# Ideal of strictly singular operators

Let $$X$$ be a Banach space. An operator $$T:X\to X$$ is called strictly singular iff for any infinite dimensional subspace $$Y\subseteq X,$$ $$T|_{Y}:Y\to T(Y)$$ is not an isomorphism.

It is known that for $$X=\ell_p,$$ $$1\leq p<\infty,$$ an operator is strictly singular iff it is compact. Also $$T:\ell_\infty\to\ell_\infty$$ is strictly singular iff $$T$$ is weakly compact. Can someone provide me proofs for these facts? I could not really locate proofs of the above mentioned facts in literature.

[J. Lindenstrauss and L. Tzafriri. Classical Banach spaces I. Sequence spaces. Springer 1977]. In page 76, after Prop. 2.c.3, it says that the proof of 2.c.3 shows that an operator $$T:\ell_p\to\ell_p$$ is strictly singular if and only if it is compact.
[F. Albiac and N. Kalton.
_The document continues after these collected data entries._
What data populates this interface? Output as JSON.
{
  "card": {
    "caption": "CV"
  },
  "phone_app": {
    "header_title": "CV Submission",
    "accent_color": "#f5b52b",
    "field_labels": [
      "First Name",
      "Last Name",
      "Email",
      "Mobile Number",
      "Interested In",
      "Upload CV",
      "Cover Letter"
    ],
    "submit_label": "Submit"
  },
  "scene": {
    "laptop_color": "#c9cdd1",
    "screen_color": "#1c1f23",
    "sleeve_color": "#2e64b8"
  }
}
Topics in Banach space theory. Springer 2006] Theorem 5.5.1 says that a weakly compact operator $$T:C(K)\to X$$ is strictly singular, and Theorem 5.5.3 says that a non-weakly compact operator $$T:C(K)\to X$$ is not strictly singular.
Note that $$\ell_\infty$$ is a $$C(K)$$ space with $$K$$ the Stone-Cech compactification of the set of positive integers.